И, еле двигая ногами, пошла в свою комнату. Дорофее стало тошно, душно; она поднялась и пошла за Ларисой. Та стояла и разбирала постель на ночь. Она делала это аккуратно и неторопливо, тонкие руки ее плавно двигались над кроватью. Дорофея спросила резко:
— Какой негодяй тебе это сделал?
Лариса повернула белое лицо и посмотрела на нее. Дорофея поникла головой, как виноватая.
Потом она подсела к Ларисе и гладила ее молча, а та лежала на спине неподвижно, с закрытыми глазами, и была похожа на покойницу…
— Геня, — сказала Дорофея, — нам лучше жить врозь.
Сказала сухо, отчужденно, хотя сердце рвалось от боли: вот куда зашло — она отсылает от себя Геню! Но ничего нельзя было придумать другого, она отсылала его не потому, что этого хотели муж и Юлька, — сама отсылала, по своей воле. При всей любви к нему, она сейчас не могла оставить его возле себя и удалить Ларису, этого она никогда бы себе не простила, терзалась бы до последнего часа…
— Придется врозь, — повторила она, собрав всю твердость.
Она ждала, что он будет поражен, начнет упрекать, просить… Но он сидел и, вытянув губы, что-то насвистывал.
— Пожалуй, действительно, — сказал он.
Он подумал, что отец и мать становятся все придирчивей, мать подпала под влияние отца и Юльки, скоро дома совсем не будет житья. Лариса умную сделала вещь: на что ребенок? — а они разыгрывают трагедию.
Дорофея поехала к Марье Федоровне и целый вечер выплакивала ей свое горе.
Акиндиновы, Марья Федоровна и Георгий Алексеич, снова появились в Энске за несколько лет до войны. Акиндинов стал большой хозяйственник, его назначили директором станкостроительного. У них, как и у Дорофеи, мало было времени, чтобы ходить в гости; но в несчастье они вспоминали друг о друге, и Дорофее не стыдно было по-бабьи, по-деревенски плакать перед Марьей Федоровной, которая давно ее знала и понимала все. У Акиндиновых обе дочки были замужем, жили с мужьями и детьми в других городах, Марья Федоровна по ним тосковала. Глядя на Дорофею, она тоже всплакнула.
— Друг вы мой! — сказала она со своей горячностью. — Вы правильно поступили, что доверили его другим людям!
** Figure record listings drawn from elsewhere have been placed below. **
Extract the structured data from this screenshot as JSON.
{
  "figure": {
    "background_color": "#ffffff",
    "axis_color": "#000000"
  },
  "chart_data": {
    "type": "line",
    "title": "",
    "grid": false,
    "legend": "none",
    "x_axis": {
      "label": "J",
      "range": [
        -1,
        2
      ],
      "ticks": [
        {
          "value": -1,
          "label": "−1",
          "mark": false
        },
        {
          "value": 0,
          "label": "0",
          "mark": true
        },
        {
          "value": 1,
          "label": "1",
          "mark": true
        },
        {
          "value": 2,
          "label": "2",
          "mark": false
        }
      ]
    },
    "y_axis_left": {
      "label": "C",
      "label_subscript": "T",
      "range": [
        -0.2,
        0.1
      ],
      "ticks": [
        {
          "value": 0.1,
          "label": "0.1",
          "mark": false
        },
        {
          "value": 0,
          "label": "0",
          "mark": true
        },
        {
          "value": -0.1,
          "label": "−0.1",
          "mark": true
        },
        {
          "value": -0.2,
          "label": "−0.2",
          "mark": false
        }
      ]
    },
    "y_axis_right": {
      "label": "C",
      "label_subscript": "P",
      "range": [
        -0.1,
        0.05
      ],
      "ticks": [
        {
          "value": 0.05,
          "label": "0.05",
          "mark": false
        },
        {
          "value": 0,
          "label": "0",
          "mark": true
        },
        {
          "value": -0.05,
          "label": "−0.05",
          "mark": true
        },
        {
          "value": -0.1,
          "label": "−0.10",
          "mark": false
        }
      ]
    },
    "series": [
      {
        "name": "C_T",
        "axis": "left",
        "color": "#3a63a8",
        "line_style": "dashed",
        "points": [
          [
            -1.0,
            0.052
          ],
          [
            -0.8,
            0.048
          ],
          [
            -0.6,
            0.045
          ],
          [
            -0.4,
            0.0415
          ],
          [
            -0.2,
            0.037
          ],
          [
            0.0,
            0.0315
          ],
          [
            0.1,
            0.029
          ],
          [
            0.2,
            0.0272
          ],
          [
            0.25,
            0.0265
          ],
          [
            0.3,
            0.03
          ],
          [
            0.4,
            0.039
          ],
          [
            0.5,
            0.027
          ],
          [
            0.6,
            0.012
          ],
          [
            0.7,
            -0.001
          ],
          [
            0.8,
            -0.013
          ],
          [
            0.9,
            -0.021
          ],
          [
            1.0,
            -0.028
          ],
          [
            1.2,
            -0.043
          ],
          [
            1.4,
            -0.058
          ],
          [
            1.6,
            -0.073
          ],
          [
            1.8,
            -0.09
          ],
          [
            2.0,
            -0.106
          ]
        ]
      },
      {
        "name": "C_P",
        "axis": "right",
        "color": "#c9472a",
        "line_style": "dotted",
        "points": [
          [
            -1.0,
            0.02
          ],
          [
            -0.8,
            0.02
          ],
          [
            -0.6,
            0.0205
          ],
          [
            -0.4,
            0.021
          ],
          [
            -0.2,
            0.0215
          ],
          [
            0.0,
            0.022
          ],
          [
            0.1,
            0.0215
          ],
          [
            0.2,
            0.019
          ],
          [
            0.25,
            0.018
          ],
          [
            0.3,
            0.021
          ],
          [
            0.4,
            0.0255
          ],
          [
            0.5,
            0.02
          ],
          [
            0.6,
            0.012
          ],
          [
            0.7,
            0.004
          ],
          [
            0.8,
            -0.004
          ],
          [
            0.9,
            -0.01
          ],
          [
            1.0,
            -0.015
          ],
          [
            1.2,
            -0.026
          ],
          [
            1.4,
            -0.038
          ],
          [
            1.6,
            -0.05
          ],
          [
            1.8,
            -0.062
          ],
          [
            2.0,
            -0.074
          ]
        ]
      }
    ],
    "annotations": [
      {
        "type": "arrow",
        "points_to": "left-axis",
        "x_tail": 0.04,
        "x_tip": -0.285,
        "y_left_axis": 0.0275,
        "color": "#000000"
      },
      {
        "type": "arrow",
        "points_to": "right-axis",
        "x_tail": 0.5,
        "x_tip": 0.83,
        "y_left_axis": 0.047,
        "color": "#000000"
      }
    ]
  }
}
Пусть они его возьмут и переработают, — Марья Федоровна энергично показала руками, как надо переработать Геннадия. — Ведь вы уже ничего не в состоянии ему дать, кроме любви…
Геннадий поселился на Октябрьской, в большом доме времен второй пятилетки, в квартире гражданки Любимовой. Дорофея навела справки — что за Любимова: медицинская сестра, работает в городской больнице; есть сын, школьник; муж убит в войну.
Дорофея поехала взглянуть, как Геня устроился; но никто не вышел на звонки, никого не оказалось дома. И второй раз повторилось то же самое. Ей наконец стало обидно стоять на площадке и звонить: что она, в самом деле, ломится к нему. Пускай-ка сам позовет.